Attis predated Christ. Before and during the years the Christian Gospels were written (from the reign of Claudius, 41 – 54 CE) the Festival of Joy, celebrated Attis' death and rebirth was celebrated yearly in Rome. A Christian writer of the fourth century CE, recounted ongoing disputes between pagans and Christians over the remarkable similarities of the death and resurrection of their two gods. The pagans argued that their god was older and therefore original. The Christians admitted Christ came later, but claimed Attis was a work of the devil whose similarity to Christ, and the fact he predated Christ, were intended to confuse and mislead men. This was apparently the stock answer -- the Christian apologist Tertullian makes the same argument.
1) Attis was born
of the Virgin Nana on December 25th.
2) He was both the Father and the Divine Son.
3) The Festival of Joy―the celebration of Attis' death and rebirth
On March 22 a pine tree was brought to the sanctuary of Cybele, on it hung the effigy of Attis. The God was dead.
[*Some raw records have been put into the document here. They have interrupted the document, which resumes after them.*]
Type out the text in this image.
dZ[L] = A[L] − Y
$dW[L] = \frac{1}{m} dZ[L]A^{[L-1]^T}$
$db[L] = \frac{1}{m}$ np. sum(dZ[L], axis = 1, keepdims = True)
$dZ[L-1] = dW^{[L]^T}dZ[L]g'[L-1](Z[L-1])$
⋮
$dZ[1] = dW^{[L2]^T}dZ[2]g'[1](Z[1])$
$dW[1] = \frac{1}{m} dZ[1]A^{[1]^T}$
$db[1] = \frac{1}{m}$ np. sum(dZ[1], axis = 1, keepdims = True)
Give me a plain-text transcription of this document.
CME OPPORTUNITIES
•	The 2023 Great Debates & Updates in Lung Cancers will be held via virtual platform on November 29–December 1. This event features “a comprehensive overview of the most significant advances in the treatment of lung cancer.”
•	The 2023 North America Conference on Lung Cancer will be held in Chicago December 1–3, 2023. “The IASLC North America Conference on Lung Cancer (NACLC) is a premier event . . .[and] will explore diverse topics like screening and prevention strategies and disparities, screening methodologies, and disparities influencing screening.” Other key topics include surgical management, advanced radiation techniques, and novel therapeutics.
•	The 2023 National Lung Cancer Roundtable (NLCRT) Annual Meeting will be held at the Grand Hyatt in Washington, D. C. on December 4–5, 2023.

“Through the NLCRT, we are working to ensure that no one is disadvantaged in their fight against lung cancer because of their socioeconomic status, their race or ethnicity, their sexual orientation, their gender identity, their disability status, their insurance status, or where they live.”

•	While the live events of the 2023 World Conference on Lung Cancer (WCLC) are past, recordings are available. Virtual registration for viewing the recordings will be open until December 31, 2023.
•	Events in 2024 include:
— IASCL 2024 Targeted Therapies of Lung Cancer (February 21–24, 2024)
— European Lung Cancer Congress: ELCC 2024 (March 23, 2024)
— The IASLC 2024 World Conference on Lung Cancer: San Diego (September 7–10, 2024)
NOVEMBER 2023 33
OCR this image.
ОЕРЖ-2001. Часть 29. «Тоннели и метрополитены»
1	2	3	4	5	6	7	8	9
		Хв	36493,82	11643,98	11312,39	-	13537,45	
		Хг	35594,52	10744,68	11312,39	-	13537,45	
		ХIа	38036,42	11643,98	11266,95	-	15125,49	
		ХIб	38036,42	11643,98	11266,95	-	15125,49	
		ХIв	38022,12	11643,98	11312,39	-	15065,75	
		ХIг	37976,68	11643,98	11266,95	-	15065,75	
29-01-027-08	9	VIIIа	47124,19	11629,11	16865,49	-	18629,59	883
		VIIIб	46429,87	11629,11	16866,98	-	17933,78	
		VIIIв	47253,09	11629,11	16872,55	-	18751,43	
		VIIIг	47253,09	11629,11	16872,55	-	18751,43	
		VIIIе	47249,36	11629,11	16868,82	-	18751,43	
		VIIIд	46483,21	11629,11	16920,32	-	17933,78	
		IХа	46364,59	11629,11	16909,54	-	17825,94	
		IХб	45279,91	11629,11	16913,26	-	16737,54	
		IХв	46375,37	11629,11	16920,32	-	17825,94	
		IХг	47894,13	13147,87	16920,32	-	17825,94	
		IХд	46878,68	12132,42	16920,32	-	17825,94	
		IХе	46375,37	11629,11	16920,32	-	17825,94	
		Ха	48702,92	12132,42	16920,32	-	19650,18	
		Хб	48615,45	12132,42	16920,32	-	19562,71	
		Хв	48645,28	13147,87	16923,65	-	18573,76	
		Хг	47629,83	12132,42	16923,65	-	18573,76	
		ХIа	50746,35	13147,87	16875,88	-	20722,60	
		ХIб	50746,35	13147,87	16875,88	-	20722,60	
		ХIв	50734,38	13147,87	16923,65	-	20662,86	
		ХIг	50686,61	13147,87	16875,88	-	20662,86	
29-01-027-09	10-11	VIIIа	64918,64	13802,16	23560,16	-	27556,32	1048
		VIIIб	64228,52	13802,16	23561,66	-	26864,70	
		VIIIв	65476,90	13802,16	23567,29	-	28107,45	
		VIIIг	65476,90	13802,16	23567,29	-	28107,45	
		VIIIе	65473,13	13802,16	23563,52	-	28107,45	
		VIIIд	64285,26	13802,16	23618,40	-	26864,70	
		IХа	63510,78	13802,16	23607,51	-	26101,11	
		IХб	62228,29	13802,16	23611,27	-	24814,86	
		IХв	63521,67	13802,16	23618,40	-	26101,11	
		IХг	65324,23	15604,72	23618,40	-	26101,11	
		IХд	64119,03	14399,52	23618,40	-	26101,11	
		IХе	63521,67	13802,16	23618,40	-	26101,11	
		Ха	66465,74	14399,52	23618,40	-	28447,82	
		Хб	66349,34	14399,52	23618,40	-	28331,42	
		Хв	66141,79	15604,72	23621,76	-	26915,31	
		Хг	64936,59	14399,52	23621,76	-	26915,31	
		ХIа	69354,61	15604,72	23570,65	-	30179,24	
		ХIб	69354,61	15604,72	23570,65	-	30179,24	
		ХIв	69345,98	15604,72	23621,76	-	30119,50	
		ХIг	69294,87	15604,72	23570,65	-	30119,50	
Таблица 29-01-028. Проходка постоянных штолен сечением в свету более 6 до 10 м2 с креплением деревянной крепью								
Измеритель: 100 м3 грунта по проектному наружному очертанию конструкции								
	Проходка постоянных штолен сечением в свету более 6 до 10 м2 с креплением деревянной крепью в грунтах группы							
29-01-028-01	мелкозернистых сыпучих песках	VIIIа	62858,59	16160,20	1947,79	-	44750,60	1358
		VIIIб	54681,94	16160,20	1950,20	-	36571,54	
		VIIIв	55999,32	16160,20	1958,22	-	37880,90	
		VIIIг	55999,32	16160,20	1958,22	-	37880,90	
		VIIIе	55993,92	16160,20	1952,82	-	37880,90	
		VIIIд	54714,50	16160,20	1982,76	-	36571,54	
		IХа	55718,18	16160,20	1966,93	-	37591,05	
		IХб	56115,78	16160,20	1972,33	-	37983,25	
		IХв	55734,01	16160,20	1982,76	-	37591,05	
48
Two days of mourning followed, but when night fell on the eve of the third day, the worshippers turned to joy. "For suddenly a light shone in the darkness; the tomb was opened; the god had risen from the dead ...[and the priest] softly whispered in their ears the glad tidings of salvation. The resurrection of the God was hailed by his disciples as a promise that they too would issue triumphant from the corruption of the grave." [for more see Frazer, Attis, chapter 1]
4) Attis' worshipers ate a sacramental meal of bread and wine. The wine represented the pagan god's blood; the bread became the body of the savoir.
They were baptized in this way: a bull was placed over a grating, the devotee stood under the grating. The bull was stabbed with a consecrated spear. "It's hot reeking blood poured in torrents through the apertures and was received with devout eagerness by the worshiper...who had been born again to eternal life and had washed away his sins in the blood of the bull." [for more see Frazer, Attis, chapter 1]
5) Called "the Good Sheppard," the "Most High God," the "Only Begotten Son" and "Savior."
NOTE: Frazer's classic Adonis, Attis and Osiris is a good place to go for details.